Он мне истины говорил. Замечательный был человек — все знал. Он знал, что истины забывают и твердил их мне беспрерывно. В этом смысле я разделяю его точку зрения. Опять-таки смотря как понимать…
Мы сидели. Я увидел их, но подойти не смог. Они обиделись на другой день. Встречают меня, возмущаются. Я объясняю:
— Я нагнулся, и у меня штаны лопнули сзади по швам, и я не мог к вам подойти, хотя очень хотелось.
Требуют:
— Покажите.
Я показываю:
— Полюбуйтесь.
Они остаются довольны. Пригласили меня обедать. Была курица. Суп с горохом. Яйца. Дыня. Фрикадельки. Антрекот. Зелень. Свинина. Редиска. Хрен. Утка. Лапша. Вафли. Пряники. Они знают, что я очень вафли люблю.
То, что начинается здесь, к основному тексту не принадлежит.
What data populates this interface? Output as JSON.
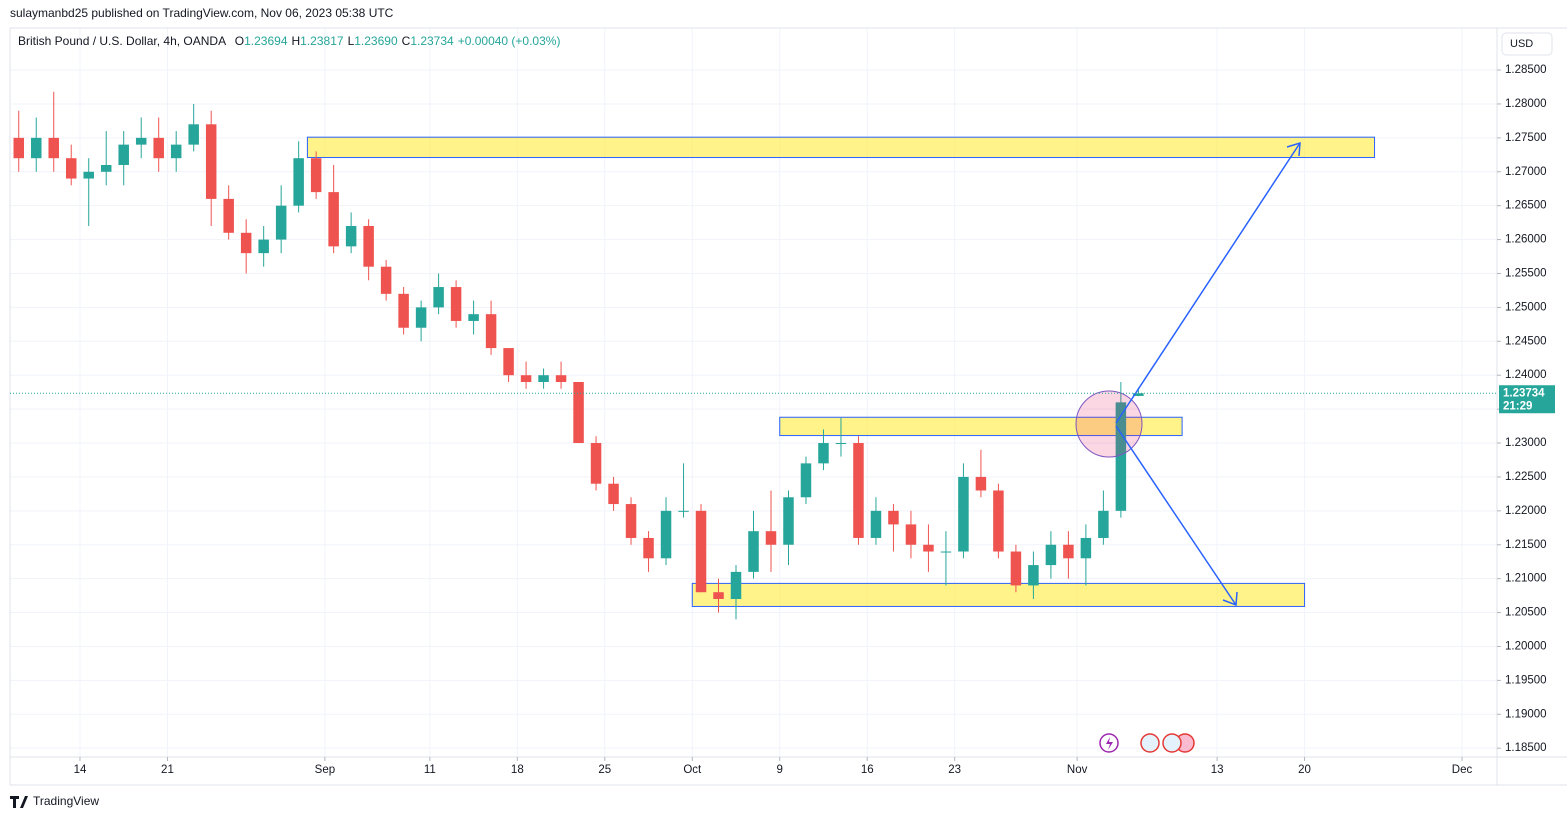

Очень милые, милые люди…
Когда я был маленьким, папа мой уехал. И мы всей семьей стали думать, что он пришлет в большом ящике.
Он нам может прислать:
шоколадочки-бомбоньерочки,
печеньице с изображением Спасской башни Кремля,
монпансьеньице,
носочки,
и си…
А «и си…» сказал Рантик. Мой маленький брат Рантик. Потому он и сказал «и си…» Если бы он был постарше, он, наверное, сказал бы что-нибудь другое.
Вот сейчас, когда пишется повествование, величайшее, я бы сказал, из великих, непревзойденный роман (не обращайте внимания на мои слова, все так говорят. Ну если не говорят, так по крайней мере думают, ну а если не все, то некоторые из всех, и в таком случае не представляют исключения). Сейчас, когда я пишу, в этот исторический миг я вдруг вспомнил о радости творчества. Может быть, я бы не вспомнил о ней, не будь все так ею охвачены. А в чем, собственно, радость? В каком веселье? Мне трудно понять. Об этом я не имею понятия. Оно мне незнакомо. Я не встречался с этим. И, вероятно, не встречусь. Что делать! Я ведь такой веселый, такой весельчак, прямо дух захватывает у меня от веселья, и, конечно, мне трудно, сами понимаете, должны войти в мое положение, радость, о которой я вспомнил, не вяжется с радостью, которая в полном смысле — РАДОСТЬ. Хотя вполне возможно, что удачно законченное произведение того или иного сугубо творческого человека, вероятно, доставляет ему радость.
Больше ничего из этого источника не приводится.